Hayfields

Hayfields. Land covered by cereal (eg, timothy, ryegrasses) and pulse (eg, red and pink clover) grasses that are used for various types of feed: hay, haylage, hay meal, and roughage. In 1984 the total hayland in Ukraine comprised 2,100,000 ha (4.3 percent of the republic's arable land and 6.1 percent of the USSR hayland).

About 25 percent of the hayland in Ukraine is sown; the rest is natural. Almost a half of the latter is dry land (yielding 12–15 centners per ha), and the rest is flooded (20–25 centners per ha) or low-lying (12–15 centners of acidic hay per ha). Tilled fields have a much higher yield—80–100 centners per ha.

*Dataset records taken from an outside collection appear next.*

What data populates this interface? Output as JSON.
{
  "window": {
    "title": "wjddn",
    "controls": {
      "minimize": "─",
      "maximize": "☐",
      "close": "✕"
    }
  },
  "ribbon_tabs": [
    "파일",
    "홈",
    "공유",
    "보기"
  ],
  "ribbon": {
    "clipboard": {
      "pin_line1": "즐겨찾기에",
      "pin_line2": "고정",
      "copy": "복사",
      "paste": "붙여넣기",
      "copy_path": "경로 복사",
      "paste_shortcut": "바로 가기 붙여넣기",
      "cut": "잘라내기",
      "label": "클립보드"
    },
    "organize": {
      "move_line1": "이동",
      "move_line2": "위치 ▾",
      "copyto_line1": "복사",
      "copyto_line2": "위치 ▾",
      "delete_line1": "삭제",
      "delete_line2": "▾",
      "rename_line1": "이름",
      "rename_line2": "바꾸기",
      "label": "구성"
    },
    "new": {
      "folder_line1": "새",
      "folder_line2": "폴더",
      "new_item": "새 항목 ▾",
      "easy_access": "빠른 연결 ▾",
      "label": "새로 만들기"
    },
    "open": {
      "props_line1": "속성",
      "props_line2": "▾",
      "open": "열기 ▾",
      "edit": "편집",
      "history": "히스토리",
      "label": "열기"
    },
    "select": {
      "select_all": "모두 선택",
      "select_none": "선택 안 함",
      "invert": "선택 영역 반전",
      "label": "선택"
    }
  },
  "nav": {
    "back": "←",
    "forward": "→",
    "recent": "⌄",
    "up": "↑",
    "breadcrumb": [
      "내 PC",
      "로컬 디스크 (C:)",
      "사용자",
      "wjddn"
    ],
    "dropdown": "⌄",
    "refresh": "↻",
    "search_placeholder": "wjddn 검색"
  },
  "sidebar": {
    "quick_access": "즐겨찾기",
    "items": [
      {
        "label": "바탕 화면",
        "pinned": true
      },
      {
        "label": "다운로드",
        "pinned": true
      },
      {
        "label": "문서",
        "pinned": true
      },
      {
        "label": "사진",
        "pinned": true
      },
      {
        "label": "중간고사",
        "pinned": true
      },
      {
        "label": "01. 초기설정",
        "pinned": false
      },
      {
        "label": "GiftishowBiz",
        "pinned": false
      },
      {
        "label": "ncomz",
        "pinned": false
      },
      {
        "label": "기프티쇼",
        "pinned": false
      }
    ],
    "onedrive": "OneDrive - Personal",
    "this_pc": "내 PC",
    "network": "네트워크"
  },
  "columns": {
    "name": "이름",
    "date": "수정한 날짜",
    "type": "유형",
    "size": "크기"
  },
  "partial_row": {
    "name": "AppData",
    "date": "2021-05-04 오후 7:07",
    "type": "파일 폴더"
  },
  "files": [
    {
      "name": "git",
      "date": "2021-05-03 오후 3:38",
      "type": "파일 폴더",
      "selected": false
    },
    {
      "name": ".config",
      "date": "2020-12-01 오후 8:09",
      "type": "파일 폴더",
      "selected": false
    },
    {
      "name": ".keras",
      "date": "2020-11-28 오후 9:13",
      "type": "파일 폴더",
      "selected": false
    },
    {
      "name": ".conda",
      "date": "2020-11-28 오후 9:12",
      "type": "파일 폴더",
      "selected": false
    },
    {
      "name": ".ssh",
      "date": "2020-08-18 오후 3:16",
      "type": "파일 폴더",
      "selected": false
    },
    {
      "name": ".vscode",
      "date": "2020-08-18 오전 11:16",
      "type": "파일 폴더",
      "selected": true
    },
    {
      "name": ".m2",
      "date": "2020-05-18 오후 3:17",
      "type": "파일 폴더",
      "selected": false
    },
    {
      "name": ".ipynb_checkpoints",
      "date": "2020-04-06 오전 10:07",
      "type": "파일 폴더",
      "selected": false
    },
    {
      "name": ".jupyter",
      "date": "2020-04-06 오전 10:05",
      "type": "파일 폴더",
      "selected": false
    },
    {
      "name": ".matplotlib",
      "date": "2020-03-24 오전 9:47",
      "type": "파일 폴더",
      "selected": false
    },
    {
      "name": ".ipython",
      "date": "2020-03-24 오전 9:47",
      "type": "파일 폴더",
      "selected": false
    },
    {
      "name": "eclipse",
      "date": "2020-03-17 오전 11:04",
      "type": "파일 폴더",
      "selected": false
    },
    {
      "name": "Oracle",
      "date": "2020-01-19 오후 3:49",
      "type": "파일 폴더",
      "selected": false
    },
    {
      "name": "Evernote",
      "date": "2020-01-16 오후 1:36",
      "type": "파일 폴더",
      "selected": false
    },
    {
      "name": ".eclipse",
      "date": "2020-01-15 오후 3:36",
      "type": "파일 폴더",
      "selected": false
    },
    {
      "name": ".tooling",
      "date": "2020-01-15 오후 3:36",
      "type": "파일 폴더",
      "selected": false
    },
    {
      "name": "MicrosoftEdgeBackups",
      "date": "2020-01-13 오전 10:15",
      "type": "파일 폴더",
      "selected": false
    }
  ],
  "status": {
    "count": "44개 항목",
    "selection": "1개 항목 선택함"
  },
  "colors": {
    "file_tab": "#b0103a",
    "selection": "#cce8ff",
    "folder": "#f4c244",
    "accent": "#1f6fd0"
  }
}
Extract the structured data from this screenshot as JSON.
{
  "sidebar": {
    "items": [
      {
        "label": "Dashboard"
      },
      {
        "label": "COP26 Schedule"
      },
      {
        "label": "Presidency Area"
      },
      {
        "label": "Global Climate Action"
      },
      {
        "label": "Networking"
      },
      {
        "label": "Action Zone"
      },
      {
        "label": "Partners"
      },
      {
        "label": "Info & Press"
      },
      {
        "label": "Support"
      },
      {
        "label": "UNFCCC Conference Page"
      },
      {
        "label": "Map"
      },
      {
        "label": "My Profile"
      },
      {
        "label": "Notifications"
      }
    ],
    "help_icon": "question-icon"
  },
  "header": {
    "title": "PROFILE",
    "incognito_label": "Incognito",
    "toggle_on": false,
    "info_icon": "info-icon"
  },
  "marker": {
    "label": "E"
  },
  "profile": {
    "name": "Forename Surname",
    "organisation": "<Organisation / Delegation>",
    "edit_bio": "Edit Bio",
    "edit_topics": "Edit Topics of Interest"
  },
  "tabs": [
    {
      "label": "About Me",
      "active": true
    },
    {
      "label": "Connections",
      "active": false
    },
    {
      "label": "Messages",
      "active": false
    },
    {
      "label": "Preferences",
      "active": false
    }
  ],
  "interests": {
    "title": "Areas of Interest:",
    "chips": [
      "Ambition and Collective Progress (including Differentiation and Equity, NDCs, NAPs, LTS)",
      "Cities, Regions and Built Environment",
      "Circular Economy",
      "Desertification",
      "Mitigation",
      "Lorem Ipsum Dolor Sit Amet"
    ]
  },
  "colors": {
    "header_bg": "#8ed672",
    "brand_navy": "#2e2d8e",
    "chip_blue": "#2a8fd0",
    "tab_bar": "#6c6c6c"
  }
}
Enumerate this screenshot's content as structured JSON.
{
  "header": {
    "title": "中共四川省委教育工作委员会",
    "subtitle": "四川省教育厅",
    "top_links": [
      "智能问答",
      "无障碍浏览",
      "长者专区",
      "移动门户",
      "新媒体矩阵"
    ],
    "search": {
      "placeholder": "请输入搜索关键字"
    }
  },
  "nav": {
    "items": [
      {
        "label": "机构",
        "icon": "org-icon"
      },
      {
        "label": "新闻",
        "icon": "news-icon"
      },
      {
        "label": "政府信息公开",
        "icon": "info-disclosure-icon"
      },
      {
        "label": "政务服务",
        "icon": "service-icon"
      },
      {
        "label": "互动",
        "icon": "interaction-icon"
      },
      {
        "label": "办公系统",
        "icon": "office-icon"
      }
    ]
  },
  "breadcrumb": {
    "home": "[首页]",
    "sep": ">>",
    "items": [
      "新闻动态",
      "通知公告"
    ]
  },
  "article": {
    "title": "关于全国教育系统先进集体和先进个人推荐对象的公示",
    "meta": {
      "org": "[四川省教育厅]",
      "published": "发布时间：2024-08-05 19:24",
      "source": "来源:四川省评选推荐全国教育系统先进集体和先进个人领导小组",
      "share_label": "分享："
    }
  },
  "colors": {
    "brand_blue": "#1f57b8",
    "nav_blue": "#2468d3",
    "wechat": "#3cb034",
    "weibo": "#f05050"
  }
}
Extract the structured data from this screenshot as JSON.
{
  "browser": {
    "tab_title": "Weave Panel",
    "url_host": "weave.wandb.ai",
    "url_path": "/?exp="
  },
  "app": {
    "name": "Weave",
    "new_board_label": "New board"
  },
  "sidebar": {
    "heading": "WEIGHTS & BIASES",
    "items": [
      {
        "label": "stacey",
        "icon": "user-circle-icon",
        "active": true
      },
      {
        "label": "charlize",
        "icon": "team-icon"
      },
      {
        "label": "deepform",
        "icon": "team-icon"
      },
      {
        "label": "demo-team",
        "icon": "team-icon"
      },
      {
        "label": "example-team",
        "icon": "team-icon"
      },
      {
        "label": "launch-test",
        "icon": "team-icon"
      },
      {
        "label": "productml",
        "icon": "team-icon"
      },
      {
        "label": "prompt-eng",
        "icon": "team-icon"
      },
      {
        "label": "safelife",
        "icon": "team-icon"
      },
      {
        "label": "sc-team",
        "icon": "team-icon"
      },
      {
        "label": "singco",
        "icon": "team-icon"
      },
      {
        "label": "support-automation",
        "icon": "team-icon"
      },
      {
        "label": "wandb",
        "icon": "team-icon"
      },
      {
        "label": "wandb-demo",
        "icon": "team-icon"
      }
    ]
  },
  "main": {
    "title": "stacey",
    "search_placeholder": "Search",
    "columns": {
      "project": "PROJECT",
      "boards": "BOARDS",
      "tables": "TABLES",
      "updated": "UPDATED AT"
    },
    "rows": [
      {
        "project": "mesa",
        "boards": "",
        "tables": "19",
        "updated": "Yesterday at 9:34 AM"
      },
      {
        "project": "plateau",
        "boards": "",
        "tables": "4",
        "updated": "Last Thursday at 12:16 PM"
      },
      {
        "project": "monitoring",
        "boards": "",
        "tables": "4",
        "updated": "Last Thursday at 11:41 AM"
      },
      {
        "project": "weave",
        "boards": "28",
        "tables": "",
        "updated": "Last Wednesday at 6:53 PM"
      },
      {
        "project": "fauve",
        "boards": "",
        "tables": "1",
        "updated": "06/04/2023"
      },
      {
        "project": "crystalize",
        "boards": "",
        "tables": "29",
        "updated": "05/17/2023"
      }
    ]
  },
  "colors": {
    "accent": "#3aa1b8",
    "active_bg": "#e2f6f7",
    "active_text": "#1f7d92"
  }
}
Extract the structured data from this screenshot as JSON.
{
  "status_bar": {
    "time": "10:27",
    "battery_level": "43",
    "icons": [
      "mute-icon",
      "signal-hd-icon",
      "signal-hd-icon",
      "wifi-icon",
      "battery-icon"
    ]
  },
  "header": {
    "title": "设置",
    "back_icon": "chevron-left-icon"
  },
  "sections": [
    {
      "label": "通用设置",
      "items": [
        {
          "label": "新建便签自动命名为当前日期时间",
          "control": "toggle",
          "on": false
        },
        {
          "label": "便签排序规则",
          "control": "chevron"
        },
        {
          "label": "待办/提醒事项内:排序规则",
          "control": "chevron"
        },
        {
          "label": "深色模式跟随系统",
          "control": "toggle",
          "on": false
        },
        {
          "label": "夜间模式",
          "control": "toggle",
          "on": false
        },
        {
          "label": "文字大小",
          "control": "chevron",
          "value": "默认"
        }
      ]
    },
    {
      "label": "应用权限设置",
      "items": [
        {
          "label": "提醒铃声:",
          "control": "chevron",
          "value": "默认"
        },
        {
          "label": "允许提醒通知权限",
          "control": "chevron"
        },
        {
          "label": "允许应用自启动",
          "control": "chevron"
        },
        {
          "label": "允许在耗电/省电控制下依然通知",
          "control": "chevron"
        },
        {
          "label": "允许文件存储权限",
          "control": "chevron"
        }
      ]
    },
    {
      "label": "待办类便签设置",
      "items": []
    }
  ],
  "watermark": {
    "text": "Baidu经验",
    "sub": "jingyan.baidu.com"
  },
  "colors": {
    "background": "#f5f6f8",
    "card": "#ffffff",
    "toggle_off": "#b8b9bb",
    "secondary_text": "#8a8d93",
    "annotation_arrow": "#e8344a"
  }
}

Hayfields are unevenly distributed throughout Ukraine. They comprise 10 percent of all farmland in Polisia and the Carpathian region (see Carpathian Mountains), 5 percent in the forest-steppe, and 0.7 percent in the steppe. Regions with less hayland generally devote more land to other fodder forage crops such as tubers and corn. The area of hayland in Ukraine is steadily decreasing, while the fodder crop area is increasing. In 1913, 10,000,000 ha in Ukraine were devoted to fodder crops, of which 91 percent were hayland or pastureland. In 1959 fodder crops took up 17,700,000 ha, yet hayfields and pastures accounted for only 45 percent of the area (in the Union of Soviet Socialist Republics as a whole, hayland accounted for as much as 83 percent of all fodder cropland). This trend in Ukraine can be explained by the move to intensive livestock farming, which increases the demand for feed. Since hay is one of the least productive fodder crops, it is increasingly being replaced by other types of fodder.